School of Medicine and Medical Science, University College Dublin, Dublin, Ireland.
AJR Am J Roentgenol. 2011 Aug;197(2):367-73. doi: 10.2214/ajr.10.4569.
The purpose of this study was to prospectively evaluate the effect of cranial breast displacement and lead shielding on in vivo breast surface radiation dose in women undergoing coronary CT angiography.
Fifty-four women (mean age, 59.2 ± 9.8 years) prospectively underwent coronary 64-MDCT angiography for evaluation of chest pain. The patients were randomly assigned to a control group (n = 16), breast displacement group (n = 22), or breast displacement plus lead shielding group (n = 16). Thermoluminescent dosimeters (TLDs) were placed superficially on each breast quadrant and the areolar region of both breasts. Breast surface radiation doses, the degree of breast displacement, and coronary image quality were compared between groups. A phantom dose study was conducted to compare breast doses with z-axis positioning on the chest wall.
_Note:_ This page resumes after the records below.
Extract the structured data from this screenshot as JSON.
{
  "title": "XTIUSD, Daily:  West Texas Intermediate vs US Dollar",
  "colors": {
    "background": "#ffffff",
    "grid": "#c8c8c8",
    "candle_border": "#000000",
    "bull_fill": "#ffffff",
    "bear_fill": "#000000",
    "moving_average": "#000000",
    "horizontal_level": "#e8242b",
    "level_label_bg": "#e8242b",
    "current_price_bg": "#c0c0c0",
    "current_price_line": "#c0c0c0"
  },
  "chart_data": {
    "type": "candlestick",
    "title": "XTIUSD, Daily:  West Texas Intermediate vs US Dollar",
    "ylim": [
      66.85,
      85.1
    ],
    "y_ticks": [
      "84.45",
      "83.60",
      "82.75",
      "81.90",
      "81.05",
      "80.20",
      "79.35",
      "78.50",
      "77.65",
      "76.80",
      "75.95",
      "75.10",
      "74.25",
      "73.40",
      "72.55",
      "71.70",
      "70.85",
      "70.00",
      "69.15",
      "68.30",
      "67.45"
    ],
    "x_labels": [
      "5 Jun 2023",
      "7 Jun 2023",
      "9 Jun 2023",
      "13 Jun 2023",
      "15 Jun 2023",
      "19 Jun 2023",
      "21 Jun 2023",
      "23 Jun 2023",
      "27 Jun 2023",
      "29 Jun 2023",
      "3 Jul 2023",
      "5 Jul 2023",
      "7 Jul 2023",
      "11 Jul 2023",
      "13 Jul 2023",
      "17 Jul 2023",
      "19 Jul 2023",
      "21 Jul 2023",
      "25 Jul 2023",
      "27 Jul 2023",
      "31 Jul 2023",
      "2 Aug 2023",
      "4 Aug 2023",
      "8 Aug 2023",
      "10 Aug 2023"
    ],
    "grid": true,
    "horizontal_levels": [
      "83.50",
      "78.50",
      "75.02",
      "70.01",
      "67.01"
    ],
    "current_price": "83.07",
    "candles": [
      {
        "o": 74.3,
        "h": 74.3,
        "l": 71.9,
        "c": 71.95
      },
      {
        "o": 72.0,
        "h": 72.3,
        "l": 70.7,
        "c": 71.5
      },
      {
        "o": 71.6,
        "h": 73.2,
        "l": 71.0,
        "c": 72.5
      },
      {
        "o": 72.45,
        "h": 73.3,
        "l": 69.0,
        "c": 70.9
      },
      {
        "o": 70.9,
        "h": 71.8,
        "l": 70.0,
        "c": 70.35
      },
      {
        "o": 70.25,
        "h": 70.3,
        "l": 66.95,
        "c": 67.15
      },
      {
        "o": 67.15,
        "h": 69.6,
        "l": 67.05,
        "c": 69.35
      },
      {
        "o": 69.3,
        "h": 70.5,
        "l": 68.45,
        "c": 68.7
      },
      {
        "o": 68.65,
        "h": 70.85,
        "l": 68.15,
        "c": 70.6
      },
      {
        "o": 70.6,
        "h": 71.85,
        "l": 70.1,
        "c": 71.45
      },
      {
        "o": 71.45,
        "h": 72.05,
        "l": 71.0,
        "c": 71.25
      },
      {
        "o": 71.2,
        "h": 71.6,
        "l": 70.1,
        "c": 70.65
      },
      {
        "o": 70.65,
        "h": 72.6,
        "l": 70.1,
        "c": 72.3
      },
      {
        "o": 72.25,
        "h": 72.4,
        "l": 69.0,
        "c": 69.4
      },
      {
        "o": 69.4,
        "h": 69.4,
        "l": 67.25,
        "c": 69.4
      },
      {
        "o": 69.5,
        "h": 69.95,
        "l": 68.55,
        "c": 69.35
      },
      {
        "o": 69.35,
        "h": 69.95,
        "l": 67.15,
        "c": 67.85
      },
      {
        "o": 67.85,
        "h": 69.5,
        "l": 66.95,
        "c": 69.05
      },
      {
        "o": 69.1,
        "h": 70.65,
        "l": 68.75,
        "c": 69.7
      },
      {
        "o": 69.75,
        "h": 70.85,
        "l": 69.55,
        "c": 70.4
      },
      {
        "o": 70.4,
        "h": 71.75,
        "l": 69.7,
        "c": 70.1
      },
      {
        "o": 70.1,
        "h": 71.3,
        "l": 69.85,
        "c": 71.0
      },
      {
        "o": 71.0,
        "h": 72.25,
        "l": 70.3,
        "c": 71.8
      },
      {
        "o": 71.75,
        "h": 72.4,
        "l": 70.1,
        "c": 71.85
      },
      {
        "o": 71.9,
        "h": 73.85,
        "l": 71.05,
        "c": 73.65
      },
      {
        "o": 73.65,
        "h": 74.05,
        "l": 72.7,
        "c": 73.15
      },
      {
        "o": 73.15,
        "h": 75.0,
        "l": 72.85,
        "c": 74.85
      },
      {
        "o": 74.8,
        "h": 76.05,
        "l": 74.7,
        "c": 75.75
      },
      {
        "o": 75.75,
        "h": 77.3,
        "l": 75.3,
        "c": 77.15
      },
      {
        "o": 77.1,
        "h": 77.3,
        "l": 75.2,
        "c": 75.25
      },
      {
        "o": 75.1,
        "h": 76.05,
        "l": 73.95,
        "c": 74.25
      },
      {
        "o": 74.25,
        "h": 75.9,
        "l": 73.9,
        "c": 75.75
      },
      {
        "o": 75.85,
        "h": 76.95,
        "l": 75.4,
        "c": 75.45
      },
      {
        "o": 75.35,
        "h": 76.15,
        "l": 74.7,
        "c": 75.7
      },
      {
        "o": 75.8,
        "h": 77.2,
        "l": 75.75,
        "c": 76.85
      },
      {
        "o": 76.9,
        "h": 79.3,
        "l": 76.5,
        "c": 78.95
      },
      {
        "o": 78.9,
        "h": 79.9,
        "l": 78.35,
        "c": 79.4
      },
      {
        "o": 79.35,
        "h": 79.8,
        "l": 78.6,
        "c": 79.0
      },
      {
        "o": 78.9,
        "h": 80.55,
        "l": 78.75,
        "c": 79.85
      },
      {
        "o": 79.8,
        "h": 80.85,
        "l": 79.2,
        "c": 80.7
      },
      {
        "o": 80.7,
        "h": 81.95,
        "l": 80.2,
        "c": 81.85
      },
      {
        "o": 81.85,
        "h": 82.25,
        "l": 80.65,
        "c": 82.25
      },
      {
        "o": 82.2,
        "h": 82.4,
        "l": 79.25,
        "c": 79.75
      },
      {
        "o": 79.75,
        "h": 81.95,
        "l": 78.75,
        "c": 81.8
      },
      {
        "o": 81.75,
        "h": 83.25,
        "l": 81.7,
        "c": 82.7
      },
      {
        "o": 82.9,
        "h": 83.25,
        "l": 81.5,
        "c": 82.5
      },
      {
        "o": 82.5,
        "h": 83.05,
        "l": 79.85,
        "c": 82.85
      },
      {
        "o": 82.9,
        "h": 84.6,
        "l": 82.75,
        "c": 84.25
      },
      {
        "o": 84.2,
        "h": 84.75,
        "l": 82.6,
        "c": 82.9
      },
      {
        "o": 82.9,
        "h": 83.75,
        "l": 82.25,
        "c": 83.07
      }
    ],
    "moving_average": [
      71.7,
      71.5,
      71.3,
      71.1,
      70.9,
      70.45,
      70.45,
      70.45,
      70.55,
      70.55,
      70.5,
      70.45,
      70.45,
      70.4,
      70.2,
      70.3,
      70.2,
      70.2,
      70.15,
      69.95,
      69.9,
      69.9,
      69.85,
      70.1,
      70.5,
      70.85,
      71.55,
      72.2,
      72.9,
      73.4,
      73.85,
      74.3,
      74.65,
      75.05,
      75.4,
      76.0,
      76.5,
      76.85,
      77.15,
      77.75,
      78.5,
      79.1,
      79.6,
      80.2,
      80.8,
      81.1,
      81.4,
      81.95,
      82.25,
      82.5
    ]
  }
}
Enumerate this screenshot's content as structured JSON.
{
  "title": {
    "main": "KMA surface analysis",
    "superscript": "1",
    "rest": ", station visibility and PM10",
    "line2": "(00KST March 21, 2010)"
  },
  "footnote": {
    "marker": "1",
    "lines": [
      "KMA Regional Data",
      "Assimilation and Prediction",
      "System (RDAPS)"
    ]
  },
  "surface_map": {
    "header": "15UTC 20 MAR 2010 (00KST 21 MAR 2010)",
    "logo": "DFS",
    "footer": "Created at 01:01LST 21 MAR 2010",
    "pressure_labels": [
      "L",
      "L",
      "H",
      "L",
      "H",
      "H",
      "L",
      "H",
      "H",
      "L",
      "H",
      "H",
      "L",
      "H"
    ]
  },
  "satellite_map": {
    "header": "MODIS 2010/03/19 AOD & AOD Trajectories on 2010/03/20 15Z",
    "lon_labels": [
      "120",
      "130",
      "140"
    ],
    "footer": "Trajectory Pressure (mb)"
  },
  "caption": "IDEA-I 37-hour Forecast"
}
A total of 1620 TLD dose measurements were recorded. Compared with control values, the mean breast surface dose was reduced 23% in the breast displacement group (24.3 vs 18.6 mGy, p = 0.015) and 36% in the displacement plus lead shielding group (24.3 vs 15.6 mGy, p = 0.0001). Surface dose reductions were greatest in the upper outer (displacement alone, 66%; displacement plus shielding, 63%), upper inner (65%, 58%), and areolar quadrants (44%, 53%). The smallest surface dose reductions were recorded for A-cup breasts: 7% for the displacement group and 3% for the displacement plus lead group (p = 0.741). Larger reductions in surface dose were recorded for B-cup (25% and 56%, p = 0.273), C-cup (38% and 60%, p = 0.001), and D-cup (31% and 25%, p = 0.095) sizes. Most of the patients (79%) had either good (< 50% of breast above scan range) or excellent (< 75% of breast above the scan range) breast displacement. No significant difference in coronary image quality was detected between groups. The phantom dose study showed that surface TLD measurements were underestimates of absorbed tissue dose by a mean of 9% and that a strong negative correlation exists between the amount of cranial displacement and breast dose.
Use of breast displacement during coronary CTA substantially reduces the radiation dose to the breast surface.
本研究旨在前瞻性评估颅向乳房移位和铅屏蔽对行冠状动脉 CT 血管造影术的女性体内乳房表面剂量的影响。
54 名女性(平均年龄 59.2 ± 9.8 岁)前瞻性接受冠状动脉 64-MDCT 血管造影检查以评估胸痛。患者随机分为对照组(n = 16)、乳房移位组(n = 22)或乳房移位加铅屏蔽组(n = 16)。将热释光剂量计(TLD)放置在每个乳房象限和双乳乳晕区域的表面。比较组间乳房表面剂量、乳房移位程度和冠状动脉图像质量。进行了体模剂量研究以比较胸壁 z 轴定位时的乳房剂量。
共记录了 1620 个 TLD 剂量测量值。与对照组相比,乳房移位组的乳房表面剂量平均降低 23%(24.3 对 18.6 mGy,p = 0.015),乳房移位加铅屏蔽组降低 36%(24.3 对 15.6 mGy,p = 0.0001)。最大的表面剂量降低发生在上外侧象限(单独移位时为 66%,移位加屏蔽时为 63%)、上内侧象限(65%,58%)和乳晕象限(44%,53%)。A 罩杯乳房的表面剂量降低最小:移位组为 7%,移位加铅组为 3%(p = 0.741)。B 罩杯(25%和 56%,p = 0.273)、C 罩杯(38%和 60%,p = 0.001)和 D 罩杯(31%和 25%,p = 0.095)的乳房表面剂量降低较大。大多数患者(79%)的乳房移位要么很好(< 乳房的 50%在扫描范围内),要么很好(< 乳房的 75%在扫描范围内)。组间冠状动脉图像质量无显著差异。体模剂量研究表明,表面 TLD 测量值低估了组织吸收剂量,平均低估 9%,并且颅向乳房移位量与乳房剂量之间存在很强的负相关。
在冠状动脉 CTA 中使用乳房移位可显著降低乳房表面的辐射剂量。